Future plans include mass vaccination centres but that will be further down the line when vaccinators are dealing with much younger people.
Other plans include mobile vaccination centres and high street locations where people can go for a jab.
– What is happening in Northern Ireland?
Tuesday is the big day in Northern Ireland too, and the PA news agency understands that the first Pfizer/BioNTech dose will be administered at 8am at a mass vaccination centre at the Royal Victoria Hospital in Belfast.
The recipient will be one of an 800-plus team of vaccinators that will be involved in the subsequent roll-out programme and there are 25,000 doses in the initial batch of the vaccine.
Healthcare workers will be able to get the vaccine through the remainder of December at seven centres spread across the region.
Two of the facilities are located on hospital grounds – at the Ulster Hospital in Dundonald and Belfast’s Royal Victoria Hospital – and the rest in leisure centres.

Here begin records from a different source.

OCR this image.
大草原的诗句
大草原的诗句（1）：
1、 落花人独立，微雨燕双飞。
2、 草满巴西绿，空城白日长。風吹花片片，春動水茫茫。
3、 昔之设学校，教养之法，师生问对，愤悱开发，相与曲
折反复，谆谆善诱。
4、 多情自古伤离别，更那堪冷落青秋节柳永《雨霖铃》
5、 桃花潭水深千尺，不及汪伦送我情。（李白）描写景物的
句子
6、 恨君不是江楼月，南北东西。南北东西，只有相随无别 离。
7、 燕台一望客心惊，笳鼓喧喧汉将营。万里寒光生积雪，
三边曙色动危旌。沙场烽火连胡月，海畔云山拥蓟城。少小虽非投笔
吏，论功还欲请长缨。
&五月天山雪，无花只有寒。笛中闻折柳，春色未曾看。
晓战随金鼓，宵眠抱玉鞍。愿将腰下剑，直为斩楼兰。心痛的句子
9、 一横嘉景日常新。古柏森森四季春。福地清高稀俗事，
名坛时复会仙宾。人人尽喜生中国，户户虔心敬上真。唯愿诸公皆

The centres will operate 12 hours a day and seven days a week in an effort to vaccinate 100,000 healthcare and care home staff.
Care home residents and people aged over 80 are also in the first priority vaccination group, and health officials are continuing to examine ways to administer the Pfizer/BioNTech vaccine in care homes in Northern Ireland.
– And how are things looking in Wales?
Frontline NHS and social care staff in Wales will receive the country’s first coronavirus vaccine from Tuesday.
First Minister Mark Drakeford said he hoped supplies of the Pfizer vaccine marked a “turning point in the pandemic” that would put Wales “on what is going to be a long path back to normality”.
Health minister Vaughan Gething said Wales is ready to deploy the vaccine in phases, starting with hospital sites and then community settings.
People will be sent appointments with details of the location where they will receive the vaccination, dependent on where they are on the schedule and risk.
Those receiving a jab will be given a credit card-sized NHS Wales immunisation card which will have the vaccine name, date of immunisation and batch number of each of the doses given, handwritten on them.
These will act as a reminder for a second dose and for the type of vaccine, and it will also give information about how to report side effects.